Inflation Unter Druck
Beschert uns die Wirtschaftskrise am Ende eine große Inflation? Während die Gelehrten ihren Lieblingsstreit ausfechten, drohen die Rohstoffpreise schon wieder anzuziehen.
Geldscheine, eingemacht im Marmeladenglas! 25.000 Euro, geschreddert und zusammen mit einem Lachsack verpackt! Wer das Geldmuseum der Deutschen Bundesbank in Frankfurt besucht, darf sich nicht in die Irre führen lassen von den Scherzkeksen, die hier den Souvenirshop bestückt haben. Die alte bundesrepublikanische Institution trägt ein ernstes Vermächtnis mit sich herum: die Erinnerung an Jahre in Deutschland, in denen das Geld rapide seinen Wert verlor. An die Superinflation der zwanziger Jahre, als man Reichsmarkbündel bloß noch auf die Waage legte, statt sie zu zählen. An die nationalen Traumata von 1923 und 1948, als sich unser Geld in Luft auflöste.
Die Bundesbank, jahrzehntelang die Wächterin über die D-Mark und heute die konservativste Stimme im Kreis der Euro-Aufseher, versteht in diesem Punkt keinen Spaß. Einen Vertrauensverlust in die Währung – und in der Folge den Ruin der Wirtschaft durch frustrierte Investoren und Sparer, enteignete Gläubiger und panische Hamsterkäufer – soll es nie wieder geben. »Wie wichtig stabiles Geld für Wirtschaft und Gesellschaft ist«: Dieser Satz steht im Ausstellungskatalog. Und er ist die eigentliche Botschaft des Geldmuseums.
Für manche Ökonomen und Anlageberater ist er inzwischen sogar ein Schlachtruf. Die Inflationsfalle – Retten Sie Ihr Vermögen!, Die Inflation kommt!, Sprengsatz Inflation. Ein Buch nach dem anderen mit solchen Titeln kommt in diesen Tagen auf den Markt.

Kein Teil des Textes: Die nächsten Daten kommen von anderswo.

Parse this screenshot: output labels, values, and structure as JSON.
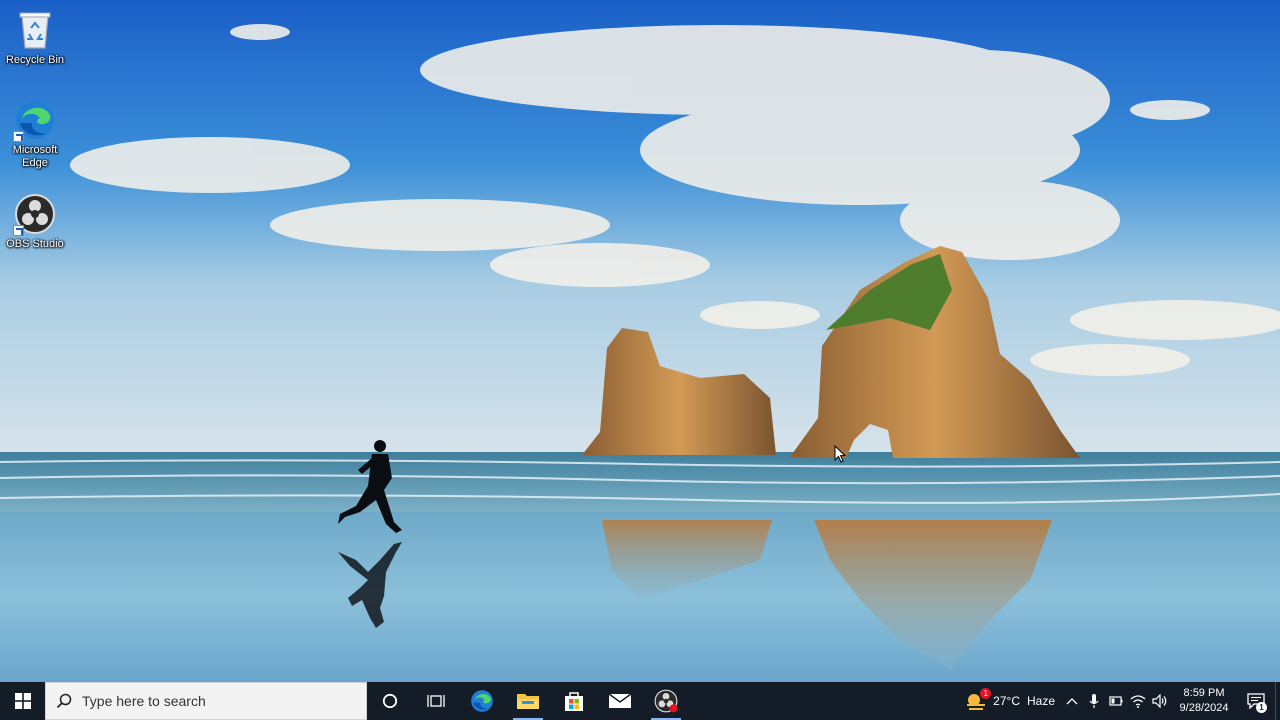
{
  "desktop": {
    "icons": [
      {
        "label": "Recycle Bin",
        "icon": "recycle-bin-icon"
      },
      {
        "label": "Microsoft Edge",
        "icon": "edge-icon"
      },
      {
        "label": "OBS Studio",
        "icon": "obs-icon"
      }
    ]
  },
  "taskbar": {
    "search_placeholder": "Type here to search",
    "pinned": [
      {
        "icon": "cortana-icon"
      },
      {
        "icon": "task-view-icon"
      },
      {
        "icon": "edge-icon"
      },
      {
        "icon": "file-explorer-icon"
      },
      {
        "icon": "microsoft-store-icon"
      },
      {
        "icon": "mail-icon"
      },
      {
        "icon": "obs-icon"
      }
    ],
    "weather": {
      "temperature": "27°C",
      "condition": "Haze",
      "badge": "1"
    },
    "clock": {
      "time": "8:59 PM",
      "date": "9/28/2024"
    },
    "notifications_count": "1"
  },
  "colors": {
    "taskbar_bg": "#141c27",
    "sky_top": "#1a63c8",
    "sky_bottom": "#cfe1ee",
    "accent": "#0078d4"
  }
}
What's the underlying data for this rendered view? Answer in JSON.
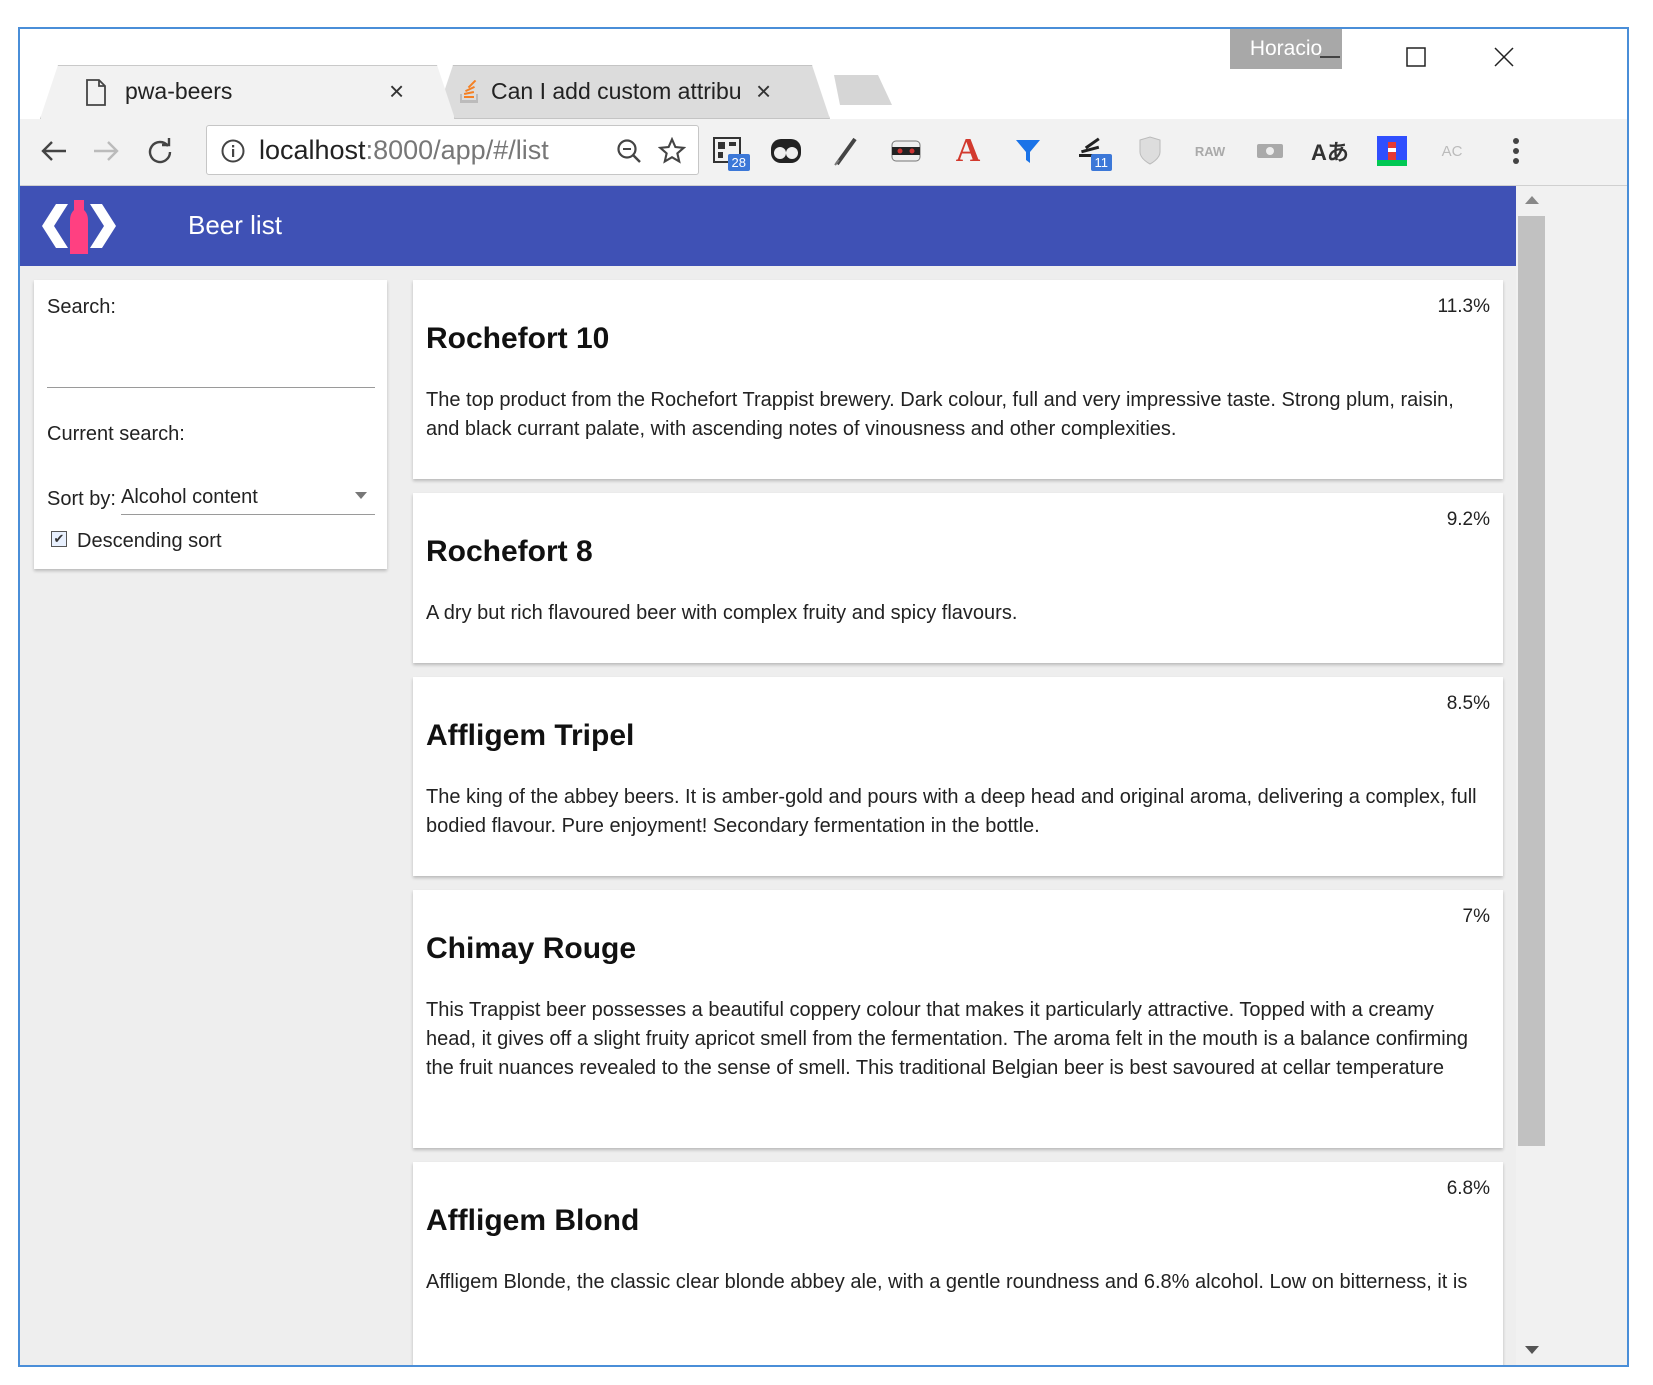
{
  "browser": {
    "profile_name": "Horacio",
    "tabs": [
      {
        "title": "pwa-beers",
        "close": "×"
      },
      {
        "title": "Can I add custom attribu",
        "close": "×"
      }
    ],
    "url_host": "localhost",
    "url_rest": ":8000/app/#/list",
    "extensions": [
      {
        "icon": "qr-icon",
        "badge": "28"
      },
      {
        "icon": "ghostery-icon",
        "badge": ""
      },
      {
        "icon": "pen-icon",
        "badge": ""
      },
      {
        "icon": "mask-icon",
        "badge": ""
      },
      {
        "icon": "font-a-icon",
        "badge": ""
      },
      {
        "icon": "funnel-icon",
        "badge": ""
      },
      {
        "icon": "stackexchange-icon",
        "badge": "11"
      },
      {
        "icon": "shield-icon",
        "badge": ""
      },
      {
        "icon": "raw-icon",
        "badge": ""
      },
      {
        "icon": "camera-icon",
        "badge": ""
      },
      {
        "icon": "translate-icon",
        "badge": ""
      },
      {
        "icon": "lighthouse-icon",
        "badge": ""
      },
      {
        "icon": "ac-icon",
        "badge": ""
      }
    ],
    "accent": "#4a8ed8"
  },
  "app": {
    "title": "Beer list",
    "bar_color": "#3f51b5",
    "logo_color": "#ff4081"
  },
  "filters": {
    "search_label": "Search:",
    "search_value": "",
    "current_search_label": "Current search:",
    "current_search_value": "",
    "sort_label": "Sort by:",
    "sort_value": "Alcohol content",
    "descending_label": "Descending sort",
    "descending_checked": true
  },
  "beers": [
    {
      "name": "Rochefort 10",
      "alcohol": "11.3%",
      "description": "The top product from the Rochefort Trappist brewery. Dark colour, full and very impressive taste. Strong plum, raisin, and black currant palate, with ascending notes of vinousness and other complexities."
    },
    {
      "name": "Rochefort 8",
      "alcohol": "9.2%",
      "description": "A dry but rich flavoured beer with complex fruity and spicy flavours."
    },
    {
      "name": "Affligem Tripel",
      "alcohol": "8.5%",
      "description": "The king of the abbey beers. It is amber-gold and pours with a deep head and original aroma, delivering a complex, full bodied flavour. Pure enjoyment! Secondary fermentation in the bottle."
    },
    {
      "name": "Chimay Rouge",
      "alcohol": "7%",
      "description": "This Trappist beer possesses a beautiful coppery colour that makes it particularly attractive. Topped with a creamy head, it gives off a slight fruity apricot smell from the fermentation. The aroma felt in the mouth is a balance confirming the fruit nuances revealed to the sense of smell. This traditional Belgian beer is best savoured at cellar temperature"
    },
    {
      "name": "Affligem Blond",
      "alcohol": "6.8%",
      "description": "Affligem Blonde, the classic clear blonde abbey ale, with a gentle roundness and 6.8% alcohol. Low on bitterness, it is"
    }
  ]
}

Investorenbriefe warnen vor einer rapiden Geldentwertung und empfehlen den Kauf von Goldbarren, Aktien, Sachwertefonds, Kunstwerken oder Immobilien, je nach Temperament des Ratgebenden und seiner sonstigen Interessenlage. »Ich habe Kunden, die sich jetzt schützen«, sagt Claus Vogt, der Chefökonom der Quirin Bank in Berlin. »Ich empfehle 20 bis 30 Prozent Gold und Goldminen-Aktien im Portfolio.« Der Wert des Geldes sei in Gefahr wie lange nicht mehr.
Die Mehrheit der Deutschen rechnet schon mit Geldentwertung
Das Meinungsforschungsinstitut GfK meldete im Herbst, dass 57 Prozent der Deutschen mit einer Geldentwertung wegen der Krise rechneten. »An unserer Verpflichtung auf die Gewährleistung von Preisstabilität gibt es nichts zu rütteln«, knurrte zum Wochenbeginn Bundesbankchef Axel Weber in einem Interview mit der Wirtschaftswoche und griff ungewöhnlich scharf Olivier Blanchard an, den Chefökonomen des Internationalen Währungsfonds (IWF). »Grob fahrlässig und schädlich« sei dessen Vorschlag, man solle in der kommenden Zeit die Geldpolitik ein wenig lockerer gestalten und statt der üblichen zwei Prozent Inflation lieber vier Prozent anstreben.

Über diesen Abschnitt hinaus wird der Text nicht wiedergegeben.